Ring-ditch, Ballyconra, Co. Kilkenny
Co. Kilkenny |
Ritual/Ceremonial
There is nothing to see at this particular patch of Co. Kilkenny farmland, and that is precisely what makes it interesting.
Somewhere beneath a ploughed and reclaimed grassland floor in the Ballyconra valley lies a ring-ditch, a circular earthwork whose original form has been worn away by centuries of agriculture until it registers no trace above ground whatsoever. Its existence is known only because aerial photography caught it at the right moment, when differential crop growth above the buried soil revealed its outline as a cropmark, a faint discolouration visible from the air but invisible to anyone walking the field.
The site is one of three ring-ditches in close proximity on the same valley floor, the others lying roughly 30 metres to the south-south-east and 90 metres to the south-west. A further circular enclosure sits around 330 metres to the south-west. The clustering is not thought to be coincidental.

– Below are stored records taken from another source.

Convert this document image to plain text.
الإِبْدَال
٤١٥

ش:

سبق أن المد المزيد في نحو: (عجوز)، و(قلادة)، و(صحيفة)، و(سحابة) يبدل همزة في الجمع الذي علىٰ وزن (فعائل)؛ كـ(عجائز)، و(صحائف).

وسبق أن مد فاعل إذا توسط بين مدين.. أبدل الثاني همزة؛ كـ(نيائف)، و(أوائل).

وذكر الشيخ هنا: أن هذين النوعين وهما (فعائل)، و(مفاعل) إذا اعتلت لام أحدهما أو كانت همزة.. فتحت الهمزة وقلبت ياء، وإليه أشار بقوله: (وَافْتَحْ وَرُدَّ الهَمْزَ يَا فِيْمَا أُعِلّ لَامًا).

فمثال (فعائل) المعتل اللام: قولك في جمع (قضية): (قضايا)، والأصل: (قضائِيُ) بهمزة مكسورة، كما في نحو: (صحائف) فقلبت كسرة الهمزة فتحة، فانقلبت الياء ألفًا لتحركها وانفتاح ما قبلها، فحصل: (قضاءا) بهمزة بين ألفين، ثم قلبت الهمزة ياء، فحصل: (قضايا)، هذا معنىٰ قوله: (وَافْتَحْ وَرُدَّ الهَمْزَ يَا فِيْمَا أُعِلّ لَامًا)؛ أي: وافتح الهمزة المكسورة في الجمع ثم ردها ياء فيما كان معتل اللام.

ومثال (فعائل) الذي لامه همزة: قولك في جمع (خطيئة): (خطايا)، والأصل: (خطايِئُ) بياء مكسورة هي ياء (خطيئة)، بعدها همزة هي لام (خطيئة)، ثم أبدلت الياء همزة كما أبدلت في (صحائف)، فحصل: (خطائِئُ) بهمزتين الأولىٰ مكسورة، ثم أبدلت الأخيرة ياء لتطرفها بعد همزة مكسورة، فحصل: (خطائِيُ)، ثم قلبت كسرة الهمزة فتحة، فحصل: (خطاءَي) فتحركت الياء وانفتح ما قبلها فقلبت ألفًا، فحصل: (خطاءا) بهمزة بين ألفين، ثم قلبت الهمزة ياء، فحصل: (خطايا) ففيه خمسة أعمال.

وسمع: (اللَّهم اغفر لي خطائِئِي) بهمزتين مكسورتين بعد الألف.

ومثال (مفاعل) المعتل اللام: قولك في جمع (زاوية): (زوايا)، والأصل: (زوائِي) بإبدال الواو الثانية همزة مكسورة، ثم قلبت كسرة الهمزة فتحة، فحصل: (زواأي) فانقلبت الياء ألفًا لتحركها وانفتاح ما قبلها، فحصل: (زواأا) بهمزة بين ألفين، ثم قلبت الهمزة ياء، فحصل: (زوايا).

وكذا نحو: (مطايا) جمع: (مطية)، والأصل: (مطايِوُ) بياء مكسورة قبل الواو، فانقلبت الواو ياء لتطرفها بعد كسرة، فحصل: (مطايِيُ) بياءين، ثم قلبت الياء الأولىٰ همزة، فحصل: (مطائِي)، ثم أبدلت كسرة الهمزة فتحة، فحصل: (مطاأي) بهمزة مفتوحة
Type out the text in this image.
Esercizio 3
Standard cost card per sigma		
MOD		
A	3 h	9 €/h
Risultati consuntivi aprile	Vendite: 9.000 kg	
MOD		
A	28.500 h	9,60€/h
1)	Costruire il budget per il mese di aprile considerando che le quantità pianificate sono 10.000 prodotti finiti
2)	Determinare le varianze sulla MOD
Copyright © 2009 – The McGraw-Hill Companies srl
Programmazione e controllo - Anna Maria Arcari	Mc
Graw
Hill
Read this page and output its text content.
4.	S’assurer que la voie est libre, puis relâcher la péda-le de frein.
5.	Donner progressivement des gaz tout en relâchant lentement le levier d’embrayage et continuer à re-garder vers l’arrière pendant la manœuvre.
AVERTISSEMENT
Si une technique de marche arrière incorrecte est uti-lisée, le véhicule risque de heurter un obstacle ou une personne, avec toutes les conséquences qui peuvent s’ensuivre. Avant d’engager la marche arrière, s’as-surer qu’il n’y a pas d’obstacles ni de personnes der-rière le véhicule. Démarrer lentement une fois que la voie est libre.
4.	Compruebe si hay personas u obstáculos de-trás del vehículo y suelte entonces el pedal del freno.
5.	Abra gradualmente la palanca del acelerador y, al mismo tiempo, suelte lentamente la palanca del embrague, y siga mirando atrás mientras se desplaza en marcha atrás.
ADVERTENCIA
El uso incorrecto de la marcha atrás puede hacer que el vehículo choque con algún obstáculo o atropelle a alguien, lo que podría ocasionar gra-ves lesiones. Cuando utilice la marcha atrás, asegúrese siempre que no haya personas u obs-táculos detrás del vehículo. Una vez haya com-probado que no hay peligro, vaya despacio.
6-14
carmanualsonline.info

The ring-ditches may be associated with a co-axial field system, an organised arrangement of fields laid out along broadly parallel boundaries, suggesting this flat ground was once part of a planned agricultural or ceremonial landscape. Ring-ditches themselves are generally understood to be the eroded remains of round barrows or other circular monuments, though without excavation the precise function of any individual example is difficult to confirm. What can be said is that this particular valley held enough human activity, at some point in the prehistoric or early historic past, to leave behind at least four such features within a few hundred metres of one another.